The large red head bobbed through the crowd like a buoy on the midmorning tide. She tried fighting against the current of people, but after an especially troublesome riptide developed, she maneuvered herself towards the outside edge of the crowd. When she finally freed herself from the flailing maelstrom, she found herself standing in front of a large woman draped in leather with a huge head, big ears, and big teeth.

“I’m really sorry maam, I was pushed into your way by all these people. It doesn’t even seem like anyone’s doing anything they look like they’re all just milling about.”

The woman looked her up and down and muttered to herself with a derisive “Mooooooo!”

“I’m new to all of this you see, and I don’t exactly fit in yet, but I’m looking to figure out some –”

“Mooooooo!”

The giant woman turned her black and white head to the side ignoring the Red haired girl and started to chew the hay that was strewn around her head in large bales.

“Oh, I can see that you’re eating.
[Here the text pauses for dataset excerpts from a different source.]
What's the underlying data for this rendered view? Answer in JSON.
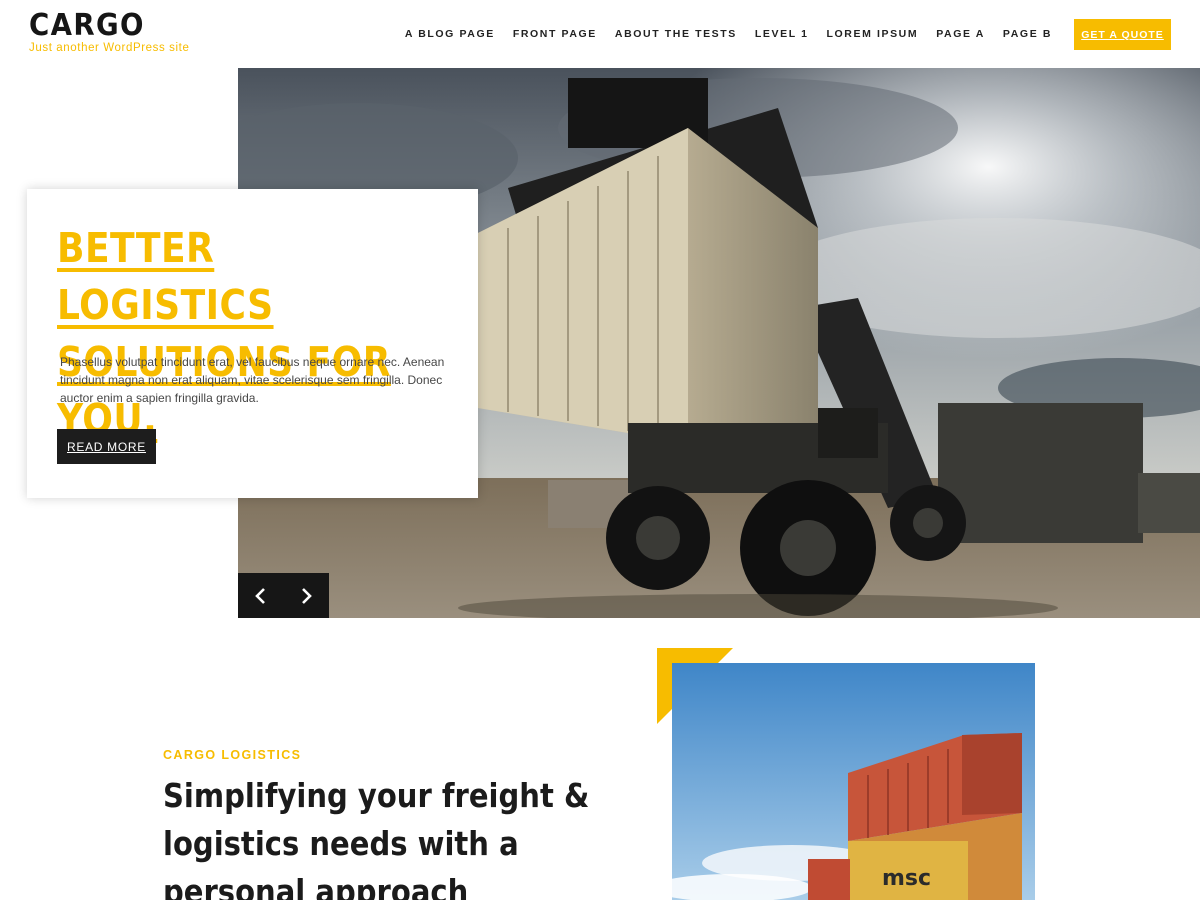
{
  "site": {
    "title": "CARGO",
    "tagline": "Just another WordPress site"
  },
  "nav": {
    "items": [
      {
        "label": "A BLOG PAGE",
        "name": "nav-item-blog-page"
      },
      {
        "label": "FRONT PAGE",
        "name": "nav-item-front-page"
      },
      {
        "label": "ABOUT THE TESTS",
        "name": "nav-item-about-the-tests"
      },
      {
        "label": "LEVEL 1",
        "name": "nav-item-level-1"
      },
      {
        "label": "LOREM IPSUM",
        "name": "nav-item-lorem-ipsum"
      },
      {
        "label": "PAGE A",
        "name": "nav-item-page-a"
      },
      {
        "label": "PAGE B",
        "name": "nav-item-page-b"
      }
    ],
    "cta_label": "GET A QUOTE"
  },
  "hero": {
    "heading_line1": "BETTER LOGISTICS",
    "heading_line2": "SOLUTIONS FOR YOU.",
    "text": "Phasellus volutpat tincidunt erat, vel faucibus neque ornare nec. Aenean tincidunt magna non erat aliquam, vitae scelerisque sem fringilla. Donec auctor enim a sapien fringilla gravida.",
    "button_label": "READ MORE",
    "prev_icon": "chevron-left-icon",
    "next_icon": "chevron-right-icon"
  },
  "section": {
    "eyebrow": "CARGO LOGISTICS",
    "heading": "Simplifying your freight & logistics needs with a personal approach"
  },
  "colors": {
    "accent": "#f7bc00",
    "dark": "#1d1d1d",
    "text": "#474747"
  }
}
I didn’t mean to intterupt your lunch.”

The red haired girl surveyed the scene before her.

It was utter chaos.

It seemed as if there were three layers of people milling about in this whirlpool atmosphere all shouting and pointing and talking. On the outer layer of the stream were all the people who were hocking used, useful and fully useless wares. All of the vendors were shouting while sitting or standing and surrounded by all manner of junk, rugs, food, merchandise, papers, junkfood, scrolls, and a haberdashery of animals fit to fill a zoological garden.

Inside that outside sales layer was the tumultuous churning of the current people. All of them forging ahead towards the distant stalls, seemingly never content with any of the wares around them, these people seemed to always see stuff they need on the other side of the crowd until they achieved the other side of the crowd and tehen noticed something they just had to have on their living room mantle back on the otherside of the market. Of course, by the time they get there, the item they saw has either been sold or stolen or just plain broken by the surging crowds. Thus they surge ever forward contantly churning and swirling in smaller eddies and large scale waves of destruction and commercialism. Generally annoyed, tired and endlessly churning around in circles, the lagging lookylous were at the very least a valuable natural buffer between the hawkers and vendors and the inner circle of the square.